Complètement ignorante de cette manière de Chagal!!!


Je t'embrasse Arthi.


 



Arthémisia 05/05/2010 16:00



Manière fracassée, fracassante, manière d'eau éclatée contre les rocs , et non flottée comme si habituellement chez lui, manière
forte!


Moi aussi je t'embrasse.


Fort!



Gaïann 05/05/2010 01:01



Boah, rien à psychanalyser, rien à analyser d'ailleurs, foncer en réfléchissant, c'est la seule chose qui nous fasse nous sentir vivant, parfois...laisser parler l'intuition, voire l'instinct,
j'apprends beaucoup de ce côté ces dernières semaines...c'est éclatant de véracité.

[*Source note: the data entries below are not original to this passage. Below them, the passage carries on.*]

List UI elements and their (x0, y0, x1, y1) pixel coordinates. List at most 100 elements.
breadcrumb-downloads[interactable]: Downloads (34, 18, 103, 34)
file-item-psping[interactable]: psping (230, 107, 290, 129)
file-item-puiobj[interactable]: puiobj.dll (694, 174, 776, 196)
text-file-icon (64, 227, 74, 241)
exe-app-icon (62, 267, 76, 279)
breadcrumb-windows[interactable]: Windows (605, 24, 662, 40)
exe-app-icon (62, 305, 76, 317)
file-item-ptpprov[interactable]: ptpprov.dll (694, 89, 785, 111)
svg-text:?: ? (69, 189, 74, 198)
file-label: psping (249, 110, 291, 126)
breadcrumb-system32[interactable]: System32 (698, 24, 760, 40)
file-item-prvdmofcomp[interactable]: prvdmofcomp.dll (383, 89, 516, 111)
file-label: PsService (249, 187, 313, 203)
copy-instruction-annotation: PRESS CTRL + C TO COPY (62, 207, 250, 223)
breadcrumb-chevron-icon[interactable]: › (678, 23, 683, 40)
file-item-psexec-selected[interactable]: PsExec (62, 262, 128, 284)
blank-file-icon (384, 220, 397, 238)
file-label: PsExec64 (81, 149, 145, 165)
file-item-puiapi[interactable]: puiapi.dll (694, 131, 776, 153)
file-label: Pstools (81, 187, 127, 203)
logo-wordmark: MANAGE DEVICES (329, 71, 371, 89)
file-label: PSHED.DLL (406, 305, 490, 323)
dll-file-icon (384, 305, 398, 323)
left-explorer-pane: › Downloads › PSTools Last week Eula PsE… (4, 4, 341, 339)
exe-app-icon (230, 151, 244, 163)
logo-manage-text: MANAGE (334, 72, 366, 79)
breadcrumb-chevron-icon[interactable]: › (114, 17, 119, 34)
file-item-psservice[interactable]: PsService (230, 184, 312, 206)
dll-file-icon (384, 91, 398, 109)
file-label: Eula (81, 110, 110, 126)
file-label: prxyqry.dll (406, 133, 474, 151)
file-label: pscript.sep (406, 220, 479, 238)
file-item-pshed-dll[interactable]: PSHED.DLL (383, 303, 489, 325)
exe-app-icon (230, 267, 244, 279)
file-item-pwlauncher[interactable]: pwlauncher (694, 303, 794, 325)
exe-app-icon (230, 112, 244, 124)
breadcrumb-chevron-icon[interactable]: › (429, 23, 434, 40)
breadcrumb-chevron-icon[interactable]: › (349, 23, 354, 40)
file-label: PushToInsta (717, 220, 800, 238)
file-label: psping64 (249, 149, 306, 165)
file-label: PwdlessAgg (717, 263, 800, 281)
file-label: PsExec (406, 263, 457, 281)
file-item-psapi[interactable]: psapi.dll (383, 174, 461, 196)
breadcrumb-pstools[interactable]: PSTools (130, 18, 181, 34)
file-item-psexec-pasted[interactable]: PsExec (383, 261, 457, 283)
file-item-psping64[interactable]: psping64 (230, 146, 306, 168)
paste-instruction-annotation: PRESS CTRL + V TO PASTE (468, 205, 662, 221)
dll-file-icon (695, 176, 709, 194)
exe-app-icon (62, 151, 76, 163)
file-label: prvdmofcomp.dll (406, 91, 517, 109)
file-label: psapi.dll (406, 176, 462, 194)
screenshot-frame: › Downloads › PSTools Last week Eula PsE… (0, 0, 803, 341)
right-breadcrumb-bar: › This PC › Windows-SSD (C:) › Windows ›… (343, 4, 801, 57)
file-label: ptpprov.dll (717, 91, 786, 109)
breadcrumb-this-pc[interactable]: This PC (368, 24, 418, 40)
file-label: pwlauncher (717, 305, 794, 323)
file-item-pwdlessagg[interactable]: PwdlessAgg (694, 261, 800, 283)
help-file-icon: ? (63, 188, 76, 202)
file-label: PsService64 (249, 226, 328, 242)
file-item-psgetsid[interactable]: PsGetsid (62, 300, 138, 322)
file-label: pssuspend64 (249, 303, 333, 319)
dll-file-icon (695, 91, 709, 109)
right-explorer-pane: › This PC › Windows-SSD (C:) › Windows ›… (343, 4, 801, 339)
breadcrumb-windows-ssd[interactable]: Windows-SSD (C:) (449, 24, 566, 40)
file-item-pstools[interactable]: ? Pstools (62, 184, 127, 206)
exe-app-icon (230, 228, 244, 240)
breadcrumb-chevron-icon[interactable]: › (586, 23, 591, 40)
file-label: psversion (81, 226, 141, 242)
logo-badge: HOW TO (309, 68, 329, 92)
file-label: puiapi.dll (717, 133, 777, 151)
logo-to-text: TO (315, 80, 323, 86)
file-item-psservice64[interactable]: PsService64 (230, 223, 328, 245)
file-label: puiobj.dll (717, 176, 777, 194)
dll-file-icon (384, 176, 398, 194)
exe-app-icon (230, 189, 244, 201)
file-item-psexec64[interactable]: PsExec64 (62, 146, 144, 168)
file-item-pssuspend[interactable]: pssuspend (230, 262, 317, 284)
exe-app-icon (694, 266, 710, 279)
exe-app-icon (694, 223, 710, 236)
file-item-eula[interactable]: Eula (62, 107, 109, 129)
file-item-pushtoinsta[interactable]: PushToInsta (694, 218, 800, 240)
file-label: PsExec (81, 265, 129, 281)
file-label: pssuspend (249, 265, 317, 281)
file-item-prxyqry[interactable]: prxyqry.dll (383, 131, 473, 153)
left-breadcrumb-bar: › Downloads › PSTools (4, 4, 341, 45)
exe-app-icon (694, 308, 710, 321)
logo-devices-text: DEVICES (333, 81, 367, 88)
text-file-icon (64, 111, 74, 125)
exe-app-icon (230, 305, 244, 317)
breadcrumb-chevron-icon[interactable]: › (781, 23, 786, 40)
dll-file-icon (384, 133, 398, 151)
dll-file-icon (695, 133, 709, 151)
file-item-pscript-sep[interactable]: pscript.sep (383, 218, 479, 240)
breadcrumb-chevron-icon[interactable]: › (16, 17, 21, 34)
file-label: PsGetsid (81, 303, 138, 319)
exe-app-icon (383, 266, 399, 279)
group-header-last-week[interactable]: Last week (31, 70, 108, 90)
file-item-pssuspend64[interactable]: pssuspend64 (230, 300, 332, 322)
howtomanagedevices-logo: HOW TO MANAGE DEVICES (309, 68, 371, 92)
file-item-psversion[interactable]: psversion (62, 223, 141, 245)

Arthémisia 05/05/2010 06:09



Je ne peux nier le côté symbolique des objets que j'affectionne.


Ca aussi c'est éclatant de véracité.



Gaïann 05/05/2010 00:51



La collection de primates a quelque chose de plus sympa et plus chaleureux, parfois...mais on s'en lasse, à force, des collections...



Arthémisia 05/05/2010 00:56



Pas moi! ET puis les meilleures sont vivantes!


Impossible d'énumérer ici tout ce que je collectionne. C'est à psychanalyser...mais je préfère ne pas savoir...


Enfin ...je sais!



Gaïann 05/05/2010 00:43



Heureusement, le jour de la marmotte est déjà passé! ;)



Arthémisia 05/05/2010 00:45



Tu ne crois pas si bien dire car ...je collectionne les ...tortues.


Hibernation, même combat!



Gaïann 05/05/2010 00:31



Une histoire se terminant n'attend jamais que le début d'une nouvelle...



Arthémisia 05/05/2010 00:37



En effet. Demain est souvent un autre jour...



Gaïann 05/05/2010 00:17



Pourquoi cassée? Je l'aurais plutôt vue déchaînée, à l'image de la Nature...avec le couple Lilith et Samaël comme VRP ;)


Mais joli, comme toujours..



Arthémisia 05/05/2010 00:23



Cassée parce que l'histoire est en miettes.